The combined impact of the financial crisis and the COVID-19 pandemic has significantly strengthened the eurozone’s unity. The crisis concluded when, in 2015, the ECB’s then-leader, Mario Draghi, decisively addressed the debt restrictions and initiated a large-scale acquisition of governmental bonds. This action stabilized markets and enabled struggling nations, such as Spain, to secure loans at more favorable rates. The pandemic further advanced this integration with the release of European bonds financed by the EU’s budget. This move brings the European Commission closer to a federal government role, although the power to levy taxes remains absent. The Next Generation EU funds, a temporary program, set a precedent for transferring funds from wealthier, more competitive nations to those in need, mimicking the role of a potential European-wide governing body.

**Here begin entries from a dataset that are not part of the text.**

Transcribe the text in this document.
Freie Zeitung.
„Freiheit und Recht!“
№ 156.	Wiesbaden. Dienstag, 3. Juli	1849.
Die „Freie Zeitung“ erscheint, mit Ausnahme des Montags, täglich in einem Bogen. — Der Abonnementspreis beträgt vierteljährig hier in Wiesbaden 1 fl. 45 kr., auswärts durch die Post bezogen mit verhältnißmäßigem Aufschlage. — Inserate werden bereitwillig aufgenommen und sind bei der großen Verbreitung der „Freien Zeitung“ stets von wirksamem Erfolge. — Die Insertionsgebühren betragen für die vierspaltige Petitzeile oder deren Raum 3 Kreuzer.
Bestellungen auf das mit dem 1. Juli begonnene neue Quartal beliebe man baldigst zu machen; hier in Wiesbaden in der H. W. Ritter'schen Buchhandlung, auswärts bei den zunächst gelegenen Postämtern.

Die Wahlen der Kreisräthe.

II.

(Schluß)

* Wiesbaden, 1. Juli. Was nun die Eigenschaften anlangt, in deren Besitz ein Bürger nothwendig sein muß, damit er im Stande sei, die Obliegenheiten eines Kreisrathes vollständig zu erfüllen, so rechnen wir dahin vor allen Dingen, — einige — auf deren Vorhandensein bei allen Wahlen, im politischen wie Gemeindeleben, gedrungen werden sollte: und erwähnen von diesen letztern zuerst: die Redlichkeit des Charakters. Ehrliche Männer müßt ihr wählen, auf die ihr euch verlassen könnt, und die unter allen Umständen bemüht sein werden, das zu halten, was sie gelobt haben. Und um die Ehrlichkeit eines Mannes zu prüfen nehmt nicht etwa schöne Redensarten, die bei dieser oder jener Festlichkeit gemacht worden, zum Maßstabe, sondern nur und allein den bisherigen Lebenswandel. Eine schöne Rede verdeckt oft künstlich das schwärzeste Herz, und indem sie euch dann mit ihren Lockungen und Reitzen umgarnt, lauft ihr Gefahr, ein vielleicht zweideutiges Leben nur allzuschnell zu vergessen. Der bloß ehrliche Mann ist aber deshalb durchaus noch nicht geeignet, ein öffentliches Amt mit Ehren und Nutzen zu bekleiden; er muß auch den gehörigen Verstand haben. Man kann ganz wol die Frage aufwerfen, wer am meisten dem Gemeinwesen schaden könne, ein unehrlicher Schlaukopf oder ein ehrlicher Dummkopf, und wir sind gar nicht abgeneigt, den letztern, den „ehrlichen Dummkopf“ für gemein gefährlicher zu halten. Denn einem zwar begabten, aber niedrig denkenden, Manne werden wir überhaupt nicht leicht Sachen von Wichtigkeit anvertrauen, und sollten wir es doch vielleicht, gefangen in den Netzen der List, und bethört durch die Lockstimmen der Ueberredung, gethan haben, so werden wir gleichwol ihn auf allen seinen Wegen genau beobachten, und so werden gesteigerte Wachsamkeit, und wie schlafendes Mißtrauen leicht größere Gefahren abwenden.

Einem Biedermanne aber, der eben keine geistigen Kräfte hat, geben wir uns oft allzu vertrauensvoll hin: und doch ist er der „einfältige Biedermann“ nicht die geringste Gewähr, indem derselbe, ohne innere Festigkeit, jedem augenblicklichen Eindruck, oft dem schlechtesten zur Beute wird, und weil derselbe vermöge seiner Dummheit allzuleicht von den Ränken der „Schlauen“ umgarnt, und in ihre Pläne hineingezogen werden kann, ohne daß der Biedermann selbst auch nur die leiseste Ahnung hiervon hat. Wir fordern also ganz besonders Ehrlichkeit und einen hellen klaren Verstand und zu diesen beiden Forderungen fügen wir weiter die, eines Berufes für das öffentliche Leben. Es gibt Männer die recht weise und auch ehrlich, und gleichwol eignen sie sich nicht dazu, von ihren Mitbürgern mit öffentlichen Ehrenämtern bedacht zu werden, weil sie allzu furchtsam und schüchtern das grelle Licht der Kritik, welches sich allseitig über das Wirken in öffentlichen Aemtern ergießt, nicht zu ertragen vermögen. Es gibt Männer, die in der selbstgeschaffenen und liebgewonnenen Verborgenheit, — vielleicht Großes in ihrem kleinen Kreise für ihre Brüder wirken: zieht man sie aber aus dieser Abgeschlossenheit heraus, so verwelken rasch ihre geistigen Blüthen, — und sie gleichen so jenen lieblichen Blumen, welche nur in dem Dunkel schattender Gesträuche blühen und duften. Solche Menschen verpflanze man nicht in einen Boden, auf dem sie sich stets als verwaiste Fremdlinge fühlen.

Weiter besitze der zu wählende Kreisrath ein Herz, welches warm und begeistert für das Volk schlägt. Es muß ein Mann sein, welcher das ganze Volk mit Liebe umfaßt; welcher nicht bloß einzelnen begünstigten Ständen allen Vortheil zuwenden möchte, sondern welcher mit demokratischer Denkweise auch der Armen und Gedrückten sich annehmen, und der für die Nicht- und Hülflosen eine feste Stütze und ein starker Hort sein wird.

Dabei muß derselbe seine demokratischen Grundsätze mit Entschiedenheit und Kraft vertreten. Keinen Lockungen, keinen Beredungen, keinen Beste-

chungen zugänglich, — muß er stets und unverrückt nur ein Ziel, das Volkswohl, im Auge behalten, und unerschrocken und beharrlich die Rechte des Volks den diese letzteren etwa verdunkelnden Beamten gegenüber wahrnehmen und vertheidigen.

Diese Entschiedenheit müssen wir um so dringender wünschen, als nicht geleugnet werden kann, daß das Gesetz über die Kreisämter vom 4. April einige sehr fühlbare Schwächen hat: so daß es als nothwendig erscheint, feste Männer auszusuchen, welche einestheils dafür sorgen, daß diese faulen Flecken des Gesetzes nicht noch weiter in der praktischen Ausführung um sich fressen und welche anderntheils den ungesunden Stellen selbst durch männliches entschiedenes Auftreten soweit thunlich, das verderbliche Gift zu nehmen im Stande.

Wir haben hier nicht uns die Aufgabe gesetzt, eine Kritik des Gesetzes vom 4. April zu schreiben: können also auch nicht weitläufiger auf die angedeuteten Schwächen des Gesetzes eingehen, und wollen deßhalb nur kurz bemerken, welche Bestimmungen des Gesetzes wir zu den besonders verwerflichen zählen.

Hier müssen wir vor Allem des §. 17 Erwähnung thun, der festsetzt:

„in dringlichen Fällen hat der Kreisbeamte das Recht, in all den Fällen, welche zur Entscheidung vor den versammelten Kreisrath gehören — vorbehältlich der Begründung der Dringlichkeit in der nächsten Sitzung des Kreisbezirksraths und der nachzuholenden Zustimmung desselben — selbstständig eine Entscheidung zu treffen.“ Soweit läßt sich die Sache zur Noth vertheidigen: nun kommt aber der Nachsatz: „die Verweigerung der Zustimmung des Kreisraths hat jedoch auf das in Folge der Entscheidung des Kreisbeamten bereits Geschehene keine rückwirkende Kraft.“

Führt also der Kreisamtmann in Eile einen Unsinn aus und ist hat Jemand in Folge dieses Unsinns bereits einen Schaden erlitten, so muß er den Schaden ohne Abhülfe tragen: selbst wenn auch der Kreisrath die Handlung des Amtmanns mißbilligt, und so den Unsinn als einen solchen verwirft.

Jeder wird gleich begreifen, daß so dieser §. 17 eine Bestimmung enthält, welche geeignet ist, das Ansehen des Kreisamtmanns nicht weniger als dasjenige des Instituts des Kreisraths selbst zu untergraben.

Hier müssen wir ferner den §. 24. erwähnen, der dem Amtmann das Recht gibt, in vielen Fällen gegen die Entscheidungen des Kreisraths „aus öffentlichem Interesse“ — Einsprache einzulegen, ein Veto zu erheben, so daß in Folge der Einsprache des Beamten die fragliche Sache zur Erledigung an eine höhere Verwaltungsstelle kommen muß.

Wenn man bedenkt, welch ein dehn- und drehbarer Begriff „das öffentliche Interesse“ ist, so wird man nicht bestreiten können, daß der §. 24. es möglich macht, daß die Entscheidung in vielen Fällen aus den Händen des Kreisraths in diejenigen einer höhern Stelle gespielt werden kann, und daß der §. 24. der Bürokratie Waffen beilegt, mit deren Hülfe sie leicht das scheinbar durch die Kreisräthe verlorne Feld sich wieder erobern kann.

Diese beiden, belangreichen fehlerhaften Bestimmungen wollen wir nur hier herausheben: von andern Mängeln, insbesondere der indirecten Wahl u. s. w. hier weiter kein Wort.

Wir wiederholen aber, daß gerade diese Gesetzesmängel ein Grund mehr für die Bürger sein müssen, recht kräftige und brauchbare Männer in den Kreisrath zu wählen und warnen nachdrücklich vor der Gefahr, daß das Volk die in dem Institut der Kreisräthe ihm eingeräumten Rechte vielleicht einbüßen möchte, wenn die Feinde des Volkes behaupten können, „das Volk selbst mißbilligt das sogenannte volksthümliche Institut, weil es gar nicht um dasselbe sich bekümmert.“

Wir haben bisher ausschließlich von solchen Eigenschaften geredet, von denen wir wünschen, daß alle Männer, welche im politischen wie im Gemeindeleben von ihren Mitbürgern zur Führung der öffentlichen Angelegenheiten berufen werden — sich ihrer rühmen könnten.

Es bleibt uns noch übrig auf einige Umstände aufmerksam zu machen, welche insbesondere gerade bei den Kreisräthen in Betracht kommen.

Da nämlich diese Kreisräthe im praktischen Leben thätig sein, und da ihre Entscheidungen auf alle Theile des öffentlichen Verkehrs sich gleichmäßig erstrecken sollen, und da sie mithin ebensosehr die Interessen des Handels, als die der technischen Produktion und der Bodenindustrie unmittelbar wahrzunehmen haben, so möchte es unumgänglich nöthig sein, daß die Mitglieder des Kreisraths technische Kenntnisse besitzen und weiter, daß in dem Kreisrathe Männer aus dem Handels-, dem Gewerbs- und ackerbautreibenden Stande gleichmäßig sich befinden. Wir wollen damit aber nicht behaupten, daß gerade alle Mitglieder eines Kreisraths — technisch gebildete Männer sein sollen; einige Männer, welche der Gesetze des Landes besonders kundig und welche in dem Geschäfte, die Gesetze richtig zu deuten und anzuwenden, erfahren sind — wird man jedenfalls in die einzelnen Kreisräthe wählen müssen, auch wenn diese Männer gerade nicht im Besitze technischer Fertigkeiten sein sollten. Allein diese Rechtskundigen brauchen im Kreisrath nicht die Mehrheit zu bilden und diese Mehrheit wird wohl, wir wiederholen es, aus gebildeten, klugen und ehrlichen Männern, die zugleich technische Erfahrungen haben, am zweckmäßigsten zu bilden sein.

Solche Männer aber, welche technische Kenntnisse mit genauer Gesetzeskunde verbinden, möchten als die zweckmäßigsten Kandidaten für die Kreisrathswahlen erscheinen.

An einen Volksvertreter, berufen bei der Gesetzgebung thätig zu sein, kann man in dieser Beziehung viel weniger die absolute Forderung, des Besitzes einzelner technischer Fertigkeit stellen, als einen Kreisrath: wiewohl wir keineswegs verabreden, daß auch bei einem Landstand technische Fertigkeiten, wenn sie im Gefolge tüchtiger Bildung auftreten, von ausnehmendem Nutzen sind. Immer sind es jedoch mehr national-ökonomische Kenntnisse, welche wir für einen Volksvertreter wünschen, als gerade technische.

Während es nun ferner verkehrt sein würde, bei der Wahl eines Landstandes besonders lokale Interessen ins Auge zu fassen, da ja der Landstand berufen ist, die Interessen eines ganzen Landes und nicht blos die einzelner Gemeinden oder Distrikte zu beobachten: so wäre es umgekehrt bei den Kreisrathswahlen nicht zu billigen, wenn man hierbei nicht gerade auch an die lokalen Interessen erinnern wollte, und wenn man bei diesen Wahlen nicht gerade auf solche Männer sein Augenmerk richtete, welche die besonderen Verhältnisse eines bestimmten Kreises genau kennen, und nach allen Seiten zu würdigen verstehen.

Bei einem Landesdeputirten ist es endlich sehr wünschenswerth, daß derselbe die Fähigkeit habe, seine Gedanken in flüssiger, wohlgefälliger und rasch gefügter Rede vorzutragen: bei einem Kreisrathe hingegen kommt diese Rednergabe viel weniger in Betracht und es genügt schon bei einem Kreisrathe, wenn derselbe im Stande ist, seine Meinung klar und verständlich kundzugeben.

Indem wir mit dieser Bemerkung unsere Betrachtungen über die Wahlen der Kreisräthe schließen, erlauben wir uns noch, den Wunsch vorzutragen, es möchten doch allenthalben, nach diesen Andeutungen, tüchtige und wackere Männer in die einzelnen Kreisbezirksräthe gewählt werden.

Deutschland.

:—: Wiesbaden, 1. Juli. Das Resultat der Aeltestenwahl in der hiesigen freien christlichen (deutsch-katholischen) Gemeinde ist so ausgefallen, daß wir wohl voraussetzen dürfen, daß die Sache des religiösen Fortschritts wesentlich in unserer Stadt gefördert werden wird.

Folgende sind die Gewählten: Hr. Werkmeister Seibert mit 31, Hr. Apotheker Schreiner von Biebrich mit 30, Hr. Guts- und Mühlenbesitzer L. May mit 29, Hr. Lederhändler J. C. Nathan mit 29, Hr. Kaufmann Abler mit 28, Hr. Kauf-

Further integration is possible, according to Galí. He stated, “This is primarily a political matter. It depends on the member states reaching a consensus on a more adaptable arrangement, which I anticipate they will.” In his view, the pre-pandemic framework, established during the debt crisis to alleviate pressure on peripheral debt markets, is outdated and lacks credibility. He characterized NextGen’s community debt financing as “a significant qualitative leap that could potentially form the foundation of a Europe-wide fiscal policy.” However, Galí also emphasized the need for fiscal adaptability amongst member states to achieve an optimal structure within a monetary union. The economic trajectory will determine the willingness of national governments to embrace flexibility in managing their shared currency.